On Thu, Apr 15, 2021 at 10:51:42PM +0300, Anastasia Kovaleva wrote:
Hi Greg and Sasha,
QLogic FC adapters don’t work in P2P mode on the latest stable 5.4 (at least QLE2692, and QLE2694, QLE2742 are affected).
We’ve tested and bisected from 5.4 up to 5.4.112 and figured out the following:
- From 5.4 to 5.4.5 inclusively direct mode doesn’t work at all.
Stable commit a82545b62e07 ("scsi: qla2xxx: Change discovery state before PLOGI") fixes the issue in 5.4.6
- From 5.4.6 to 5.4.68 inclusively direct mode works but FC link cannot be
recovered after issue_lip and all presented LUNs are lost
Not working issue_lip is an outcome of a82545b62e07 applied to stable without the upstream commit 65e920093805 ("scsi: qla2xxx: Fix device connect issues in P2P configuration.").
- From 5.4.69 up till now (5.4.112) direct mode doesn’t work again
The issue was introduced by stable commit 74924e407bf7 ("scsi: qla2xxx: Retry PLOGI on FC-NVMe PRLI failure").
Upstream commit 84ed362ac40c ("scsi: qla2xxx: Dual FCP-NVMe target port support") fixes the issue.
So, in order to fix both P2P issues we need to apply upstream commits 65e920093805 and 84ed362ac40c.

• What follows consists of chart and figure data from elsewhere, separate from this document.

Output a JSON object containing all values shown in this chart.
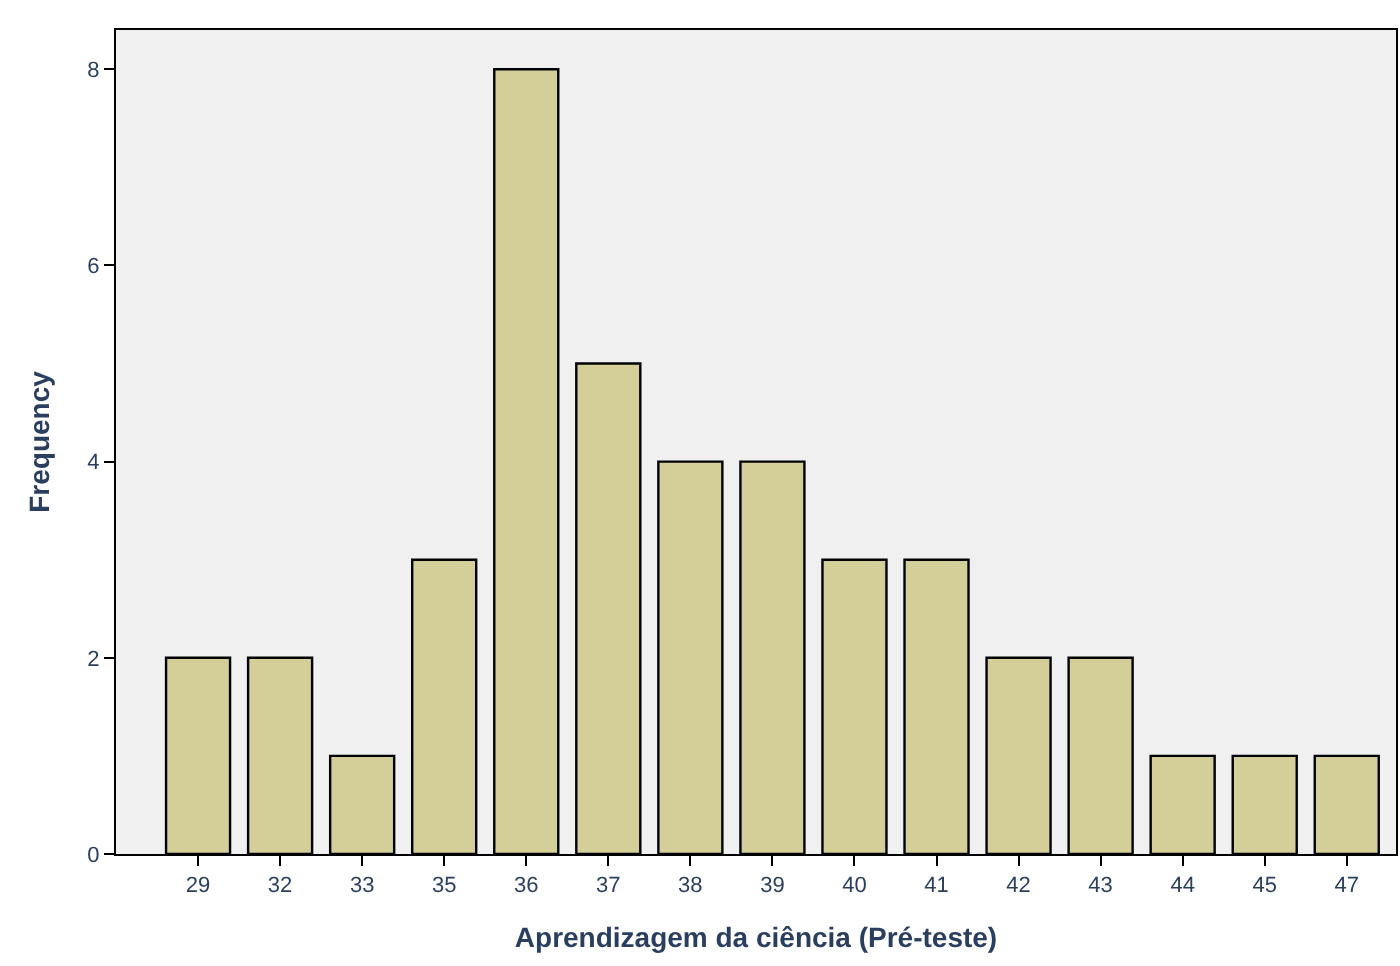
{
  "chart_data": {
    "type": "bar",
    "xlabel": "Aprendizagem da ciência (Pré-teste)",
    "ylabel": "Frequency",
    "categories": [
      "29",
      "32",
      "33",
      "35",
      "36",
      "37",
      "38",
      "39",
      "40",
      "41",
      "42",
      "43",
      "44",
      "45",
      "47"
    ],
    "values": [
      2,
      2,
      1,
      3,
      8,
      5,
      4,
      4,
      3,
      3,
      2,
      2,
      1,
      1,
      1
    ],
    "color": "#d4cf99",
    "ylim": [
      0,
      8.4
    ],
    "yticks": [
      0,
      2,
      4,
      6,
      8
    ],
    "grid": false,
    "legend": false
  }
}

That's a great analysis, thank you.
However, stable commits 0b84591fdd5e ("scsi: qla2xxx: Fix stuck login session using prli_pend_timer") introduced in 5.4.19 and 74924e407bf7 ("scsi: qla2xxx: Retry PLOGI on FC-NVMe PRLI failure") in 5.4.69 were applied in the wrong order, upstream and chronological-wise with regards to required upstream fixes, and cherry-picking of the fixes is not possible without a merge conflict.

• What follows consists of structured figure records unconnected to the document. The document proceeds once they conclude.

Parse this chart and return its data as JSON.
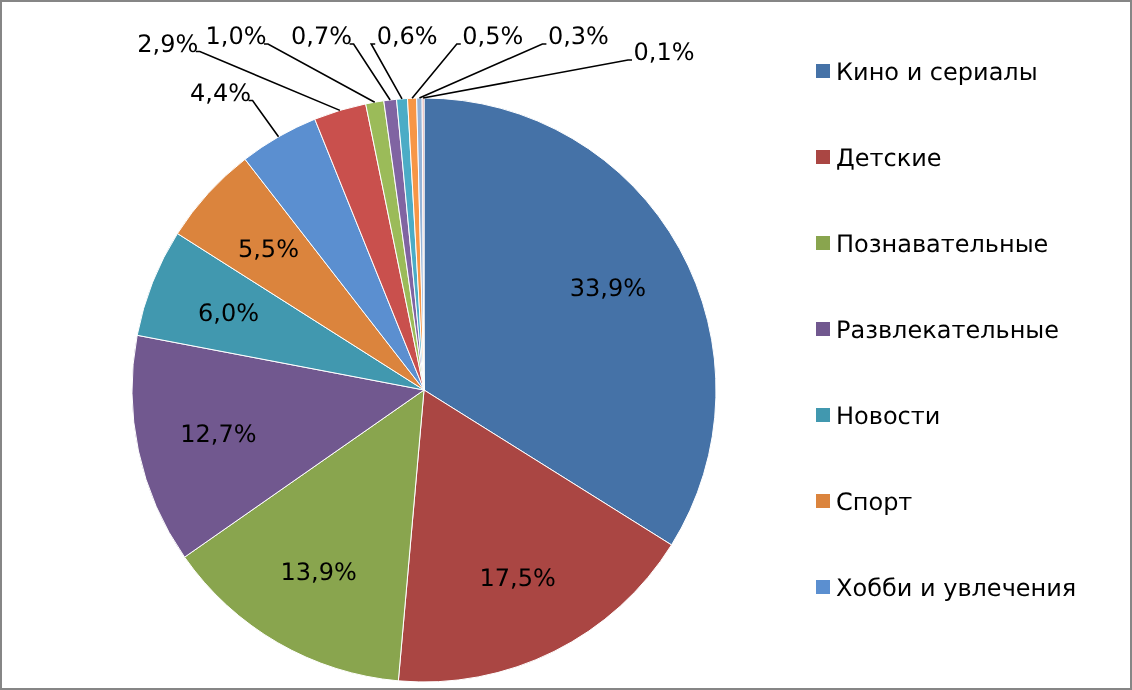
{
  "chart_data": {
    "type": "pie",
    "categories": [
      "Кино и сериалы",
      "Детские",
      "Познавательные",
      "Развлекательные",
      "Новости",
      "Спорт",
      "Хобби и увлечения",
      null,
      null,
      null,
      null,
      null,
      null,
      null
    ],
    "values": [
      33.9,
      17.5,
      13.9,
      12.7,
      6.0,
      5.5,
      4.4,
      2.9,
      1.0,
      0.7,
      0.6,
      0.5,
      0.3,
      0.1
    ],
    "value_labels": [
      "33,9%",
      "17,5%",
      "13,9%",
      "12,7%",
      "6,0%",
      "5,5%",
      "4,4%",
      "2,9%",
      "1,0%",
      "0,7%",
      "0,6%",
      "0,5%",
      "0,3%",
      "0,1%"
    ],
    "colors": [
      "#4572a7",
      "#aa4643",
      "#89a54e",
      "#71588f",
      "#4198af",
      "#db843d",
      "#5b8fd0",
      "#c9504d",
      "#9bbb59",
      "#8064a2",
      "#4bacc6",
      "#f79646",
      "#95b3d7",
      "#d99694"
    ],
    "legend": "right"
  }
}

Right, in particular: 74924e407bf7 ("scsi: qla2xxx: Retry PLOGI on FC-NVMe PRLI failure") was modified to work around missing 84ed362ac40c ("scsi: qla2xxx: Dual FCP-NVMe target port support"), which is where the rest of the conflicts are coming from.
The series provides merge conflict resolution and resolves both P2P discovery and issue_lip issue. It has been tested over Linux stable 5.4.112 and Ubuntu 20.04 kernel 5.4.0-71.79 (that's based off stable 5.4.101).
Please apply at your earliest convenience to 5.4 stable.
So instead of applying even more modified patches that'll create similar issue in the future, I backed up 0b84591fdd5e and 74924e407bf7, and applied the 4 commits you've pointed out in the "correct" order. I also grabbed 27258a577144 ("scsi: qla2xxx: Add a shadow variable to hold disc_state history of fcport") for completeness.
Thanks for diagnosing this issue! Please let me know if something is still broken.